En dehors des dîners de wine-dinners, je bois quelques vins au hasard de suggestions ou d’envies. Un fournisseur de mon « métier de base » a ouvert un Meursault 1994 de Olivier Leflaive, fort agréable et un Gloria 1983 vraiment aimable, car à parfaite maturité, sans trop en faire. Le sommelier de chez Laurent m’a fait découvrir un Coteaux du Languedoc Prieuré de Saint-Jean de Bébian 1991 qui est absolument remarquable : de l’encre, du tannin, de la force. Belle preuve que beaucoup de travail se fait là.
J’ai ouvert deux vins qui peuvent expliquer l’hésitation que certains amateurs ont pour les Bourgognes entre deux ages : un Nuits-Saint-Georges 1er Cru La Richemone de A. Pernin-Rossin 1982 était franchement désagréable. Et un Griotte Chambertin 1976 de chez Joseph Drouhin avait de belles qualités, mais n’exprimait pas vraiment grand chose. Toute cette période, disons de 1968 à 1982 est en pleine mutation (non pas chimique mais historique) : le vin vit la fin de sa période de maturité, sans avoir vraiment développé ses qualités de vieillesse. Alors, selon les bouteilles, on aura des chances de trouver un vin encore bon, ou pas encore « séniorisé ». Un tel risque existe beaucoup moins avec les vins des années 30 à 50, qui ont déjà reçu la grâce du temps, sans parler des Bourgognes des années 10 et 20 qui sont de pures merveilles, quand ils ont eu la chance ou la qualité de savoir traverser le temps. Et il y en a plus que ce que l’on croit. Ce qui justifie wine-dinners.
Un Chablis 1er cru les Vaucopins du domaine Long-Dépaquit 1988 est toujours un vrai plaisir gustatif, et un Noble One d’Australie, vin botrytisé de 1996 m’a nettement moins emballé que lors de précédentes occasions : trop de sucre et pas assez de subtilité. L’atmosphère ? La présentation ? Tant de choses influent sur le jugement que l’on porte sur un vin : une grande dose d’humilité s’impose.
Pour finir, deux moments d’association mets et vins qui m’ont enchanté : au Cinq, sur les conseils d’Eric Beaumard, sur une grouse, un Hermitage de chez Chave 1998 : l’association est évidente, mais c’est parfois agréable de le vérifier. Et le plus magnifique fut sur un pied de porc chez Laurent, un Château Chalon de chez Jean Macle 1981. Ce Château Chalon est plus doucereux et moins marqué par l’astringence de noix habituelle. L’association fut grandiose. Si ce vin n’avait été le dernier de leur carte dans cette année, je vous aurais recommandé d’y courir. A propos du Cinq, le fruit du hasard : à la table voisine, on « testait » des Dom Ruinart en magnums. Par la magie des proximités, j’ai pu goûter Dom Ruinart 1990 et 1995. De petites merveilles en bulles. Mon Dieu que c’est bon.
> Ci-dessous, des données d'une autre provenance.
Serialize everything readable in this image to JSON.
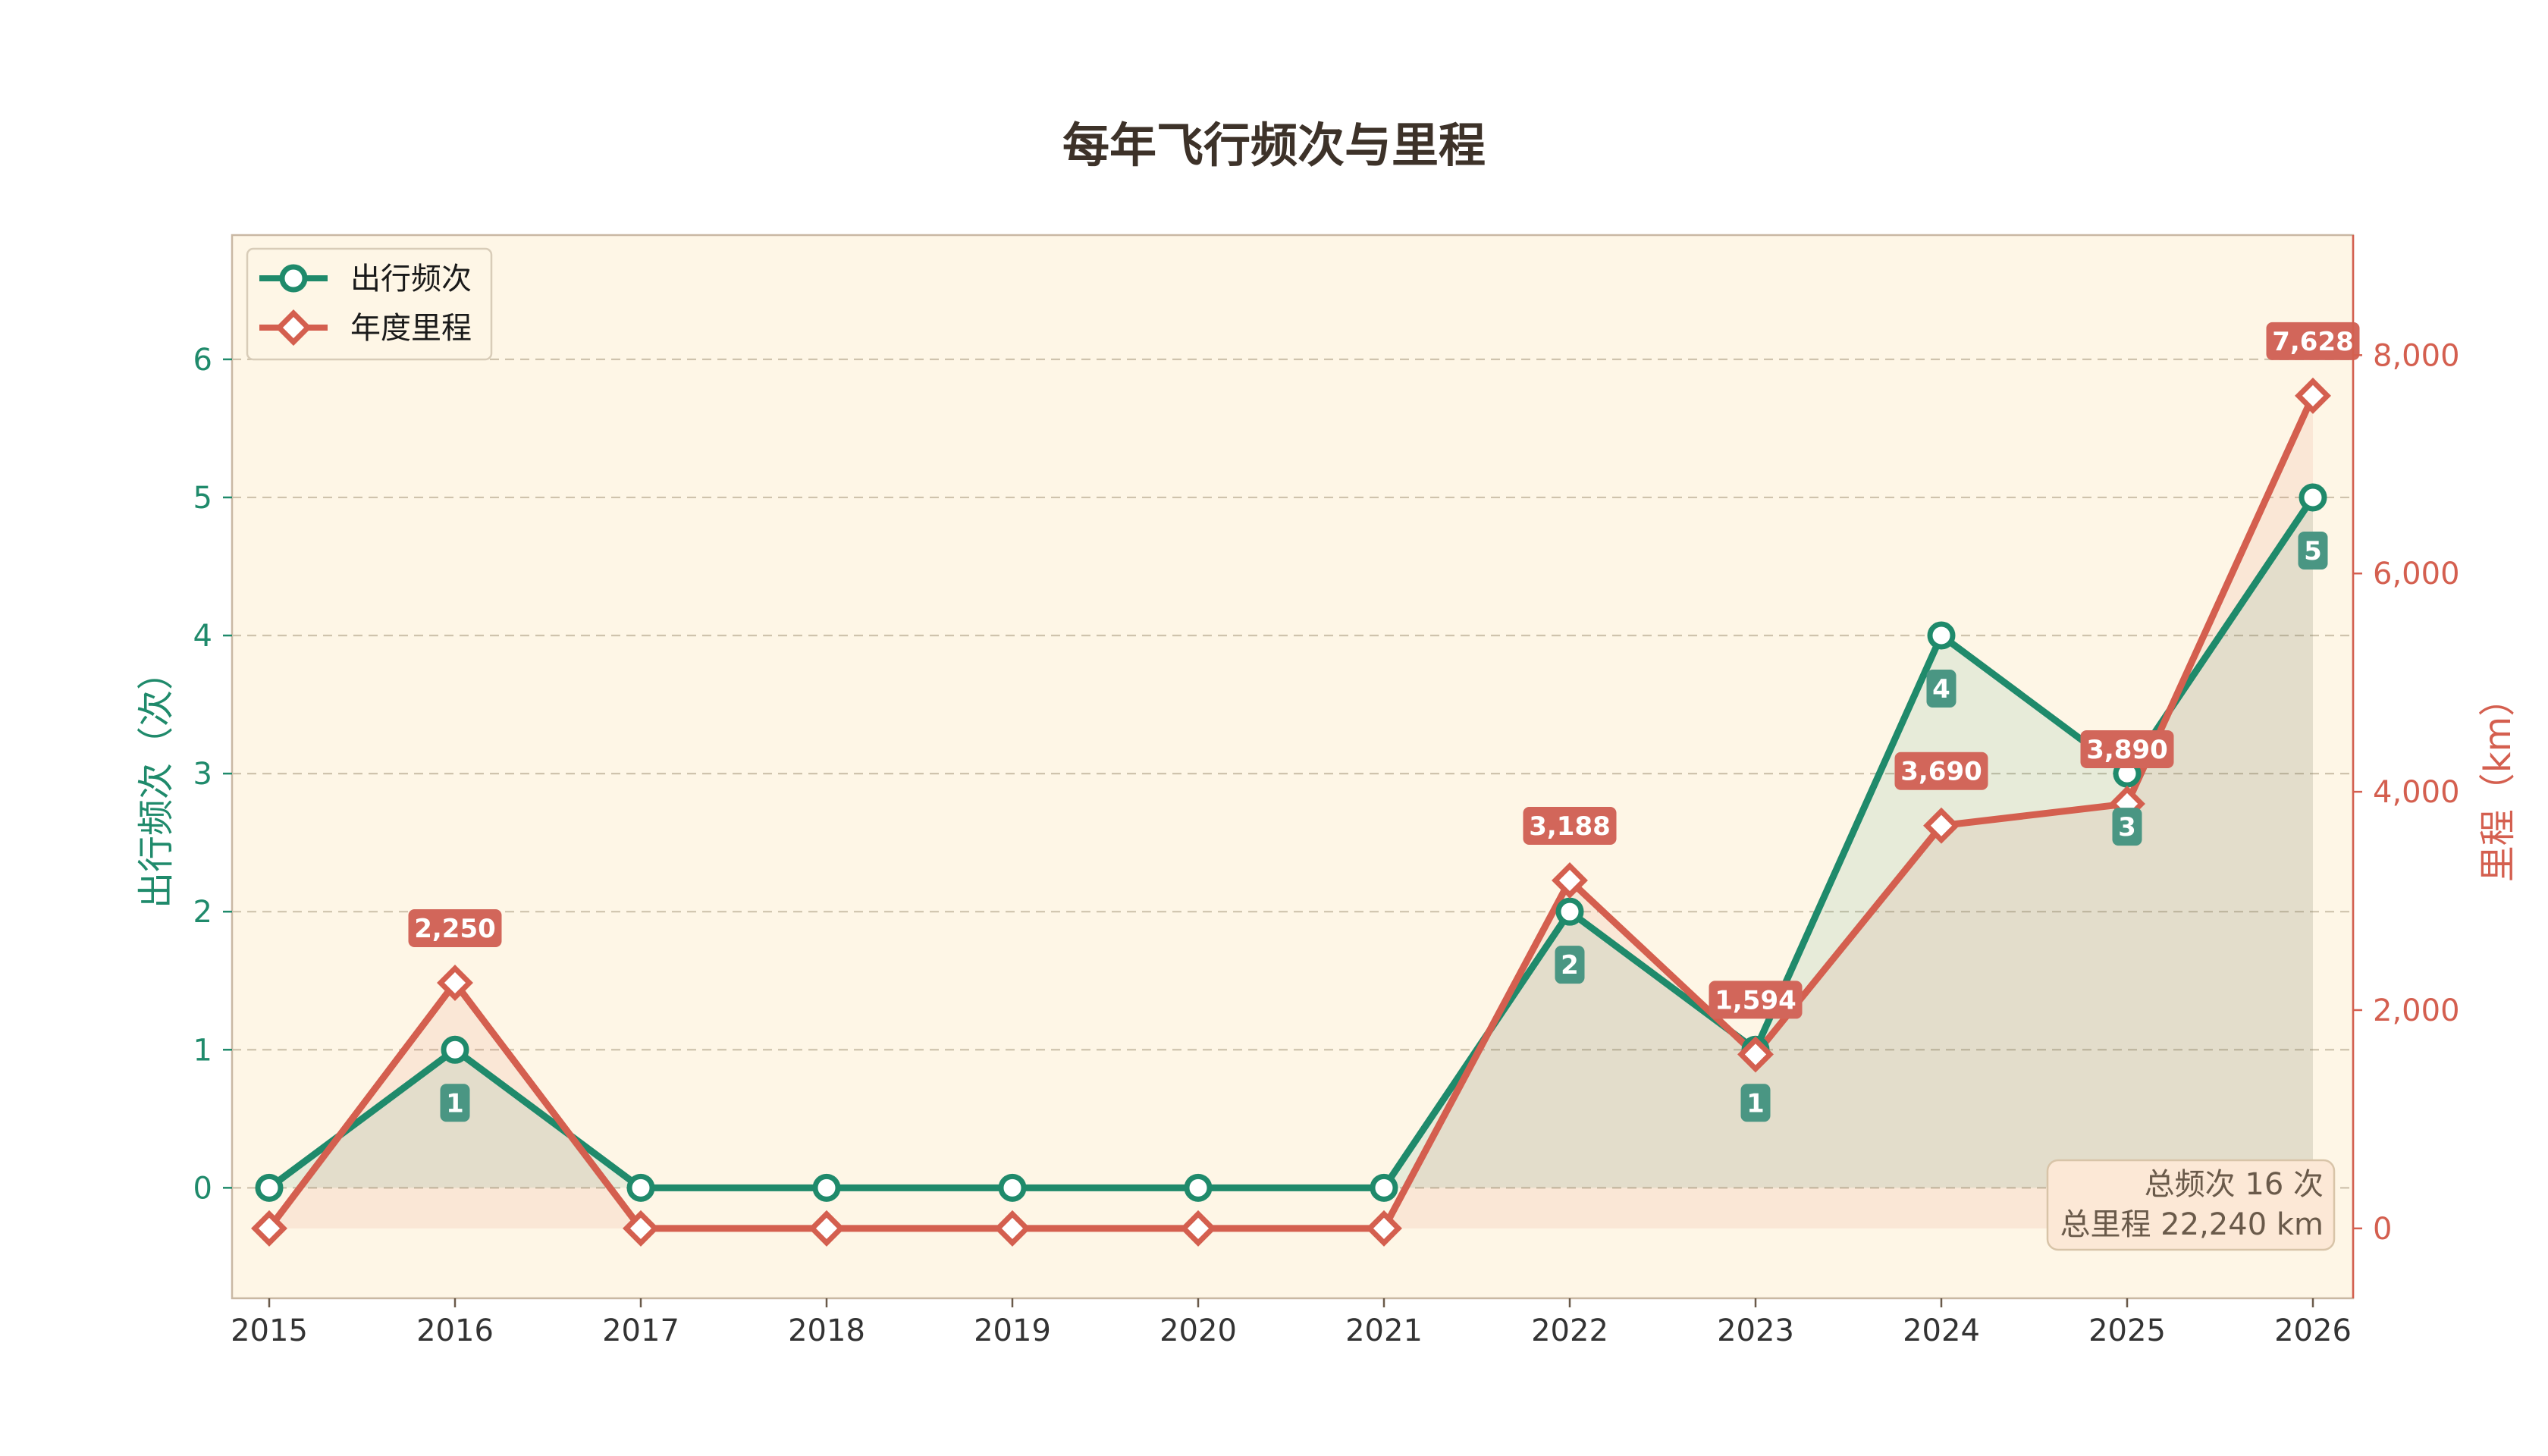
{
  "chart_data": {
    "type": "line",
    "title": "每年飞行频次与里程",
    "x": [
      "2015",
      "2016",
      "2017",
      "2018",
      "2019",
      "2020",
      "2021",
      "2022",
      "2023",
      "2024",
      "2025",
      "2026"
    ],
    "series": [
      {
        "name": "出行频次",
        "axis": "left",
        "values": [
          0,
          1,
          0,
          0,
          0,
          0,
          0,
          2,
          1,
          4,
          3,
          5
        ],
        "color": "#1f8a6b",
        "marker": "circle"
      },
      {
        "name": "年度里程",
        "axis": "right",
        "values": [
          0,
          2250,
          0,
          0,
          0,
          0,
          0,
          3188,
          1594,
          3690,
          3890,
          7628
        ],
        "color": "#d45f4f",
        "marker": "diamond"
      }
    ],
    "y_left": {
      "label": "出行频次（次）",
      "range": [
        -0.8,
        6.9
      ],
      "ticks": [
        0,
        1,
        2,
        3,
        4,
        5,
        6
      ],
      "tick_labels": [
        "0",
        "1",
        "2",
        "3",
        "4",
        "5",
        "6"
      ]
    },
    "y_right": {
      "label": "里程（km）",
      "range": [
        -640,
        9100
      ],
      "ticks": [
        0,
        2000,
        4000,
        6000,
        8000
      ],
      "tick_labels": [
        "0",
        "2,000",
        "4,000",
        "6,000",
        "8,000"
      ]
    },
    "grid": true,
    "legend_position": "top-left",
    "annotation": {
      "line1": "总频次 16 次",
      "line2": "总里程 22,240 km"
    },
    "data_labels": {
      "frequency": [
        "1",
        "2",
        "1",
        "4",
        "3",
        "5"
      ],
      "mileage": [
        "2,250",
        "3,188",
        "1,594",
        "3,690",
        "3,890",
        "7,628"
      ]
    },
    "colors": {
      "background": "#fef6e6",
      "frequency": "#1f8a6b",
      "mileage": "#d45f4f",
      "frequency_label_bg": "#4a9683",
      "mileage_label_bg": "#d2665a",
      "title": "#3d3229"
    }
  }
}
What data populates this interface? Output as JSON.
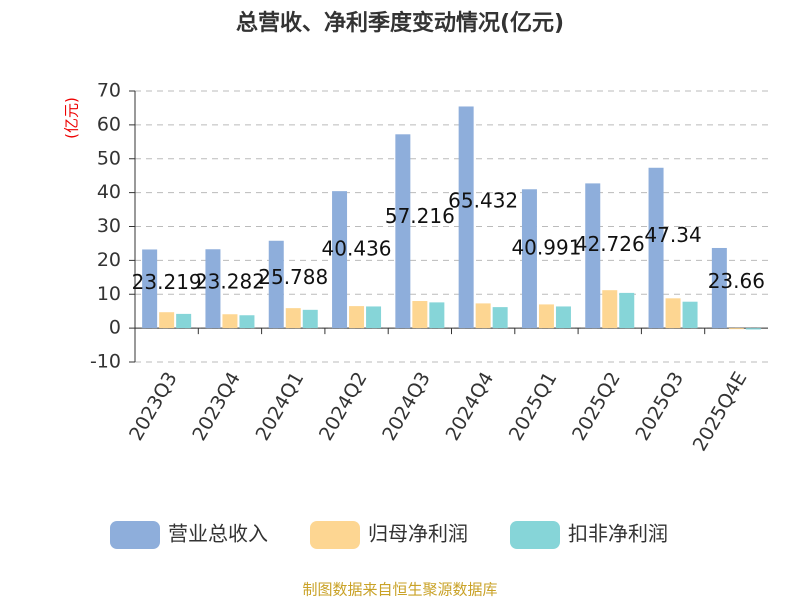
{
  "chart_data": {
    "type": "bar",
    "title": "总营收、净利季度变动情况(亿元)",
    "y_label": "(亿元)",
    "source": "制图数据来自恒生聚源数据库",
    "categories": [
      "2023Q3",
      "2023Q4",
      "2024Q1",
      "2024Q2",
      "2024Q3",
      "2024Q4",
      "2025Q1",
      "2025Q2",
      "2025Q3",
      "2025Q4E"
    ],
    "series": [
      {
        "name": "营业总收入",
        "color": "#8eaedb",
        "values": [
          23.219,
          23.282,
          25.788,
          40.436,
          57.216,
          65.432,
          40.991,
          42.726,
          47.34,
          23.66
        ],
        "show_labels": true
      },
      {
        "name": "归母净利润",
        "color": "#fdd692",
        "values": [
          4.7,
          4.1,
          5.9,
          6.5,
          8.0,
          7.3,
          7.0,
          11.2,
          8.8,
          -0.3
        ]
      },
      {
        "name": "扣非净利润",
        "color": "#86d5d8",
        "values": [
          4.2,
          3.8,
          5.4,
          6.4,
          7.6,
          6.2,
          6.4,
          10.4,
          7.8,
          -0.4
        ]
      }
    ],
    "ylim": [
      -10,
      70
    ],
    "yticks": [
      -10,
      0,
      10,
      20,
      30,
      40,
      50,
      60,
      70
    ],
    "grid": true
  }
}
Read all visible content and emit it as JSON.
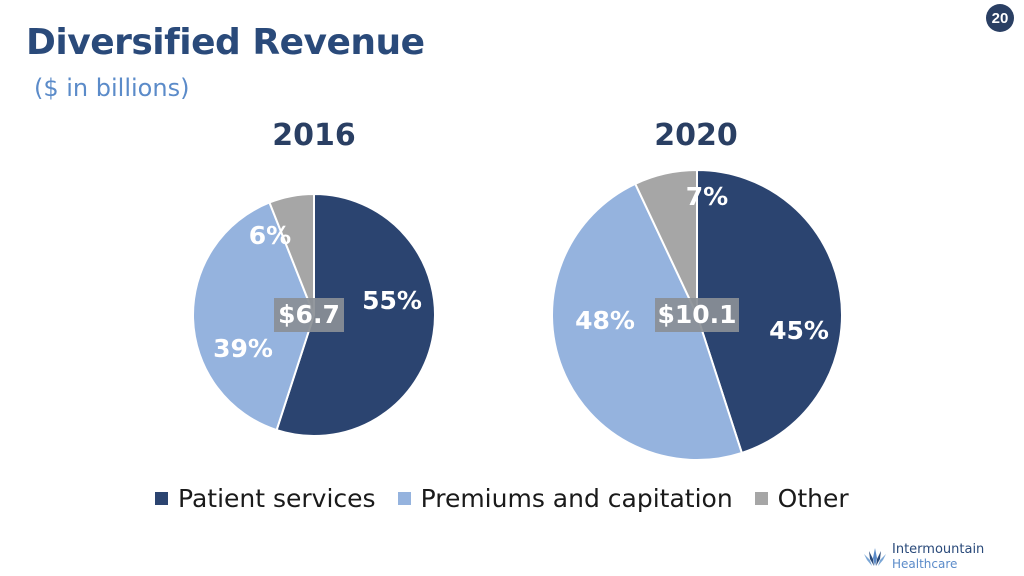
{
  "page_number": "20",
  "title": "Diversified Revenue",
  "subtitle": "($ in billions)",
  "colors": {
    "patient_services": "#2b4470",
    "premiums": "#95b3de",
    "other": "#a6a6a6",
    "title": "#2a4a7a",
    "center_label_bg": "#8a8f96"
  },
  "chart_data": [
    {
      "type": "pie",
      "title": "2016",
      "center_label": "$6.7",
      "categories": [
        "Patient services",
        "Premiums and capitation",
        "Other"
      ],
      "values": [
        55,
        39,
        6
      ],
      "labels": [
        "55%",
        "39%",
        "6%"
      ]
    },
    {
      "type": "pie",
      "title": "2020",
      "center_label": "$10.1",
      "categories": [
        "Patient services",
        "Premiums and capitation",
        "Other"
      ],
      "values": [
        45,
        48,
        7
      ],
      "labels": [
        "45%",
        "48%",
        "7%"
      ]
    }
  ],
  "legend": {
    "placement": "bottom",
    "items": [
      "Patient services",
      "Premiums and capitation",
      "Other"
    ]
  },
  "logo": {
    "icon": "intermountain-logo-icon",
    "line1": "Intermountain",
    "line2": "Healthcare"
  }
}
Il y a eu en cette fin d’année une recrudescence de ventes de vins aux enchères. Cela frise l’excitation. Cela montre aussi que des vins vieux existent en quantité importante. Ce serait bien que wine-dinners, même s’il n’est pas le seul, fasse des émules, pour que ces trésors soient bus quand ils sont bons, plutôt que de passer de cave en cave, prenant seulement de l’âge, quelques secousses, et un peu de valeur. Ce n’est évidemment pas par wine-dinners seulement que ces vins trouveront l’avenir qu’ils doivent avoir : être bus avec la meilleure cuisine. Au moins, nous y participons.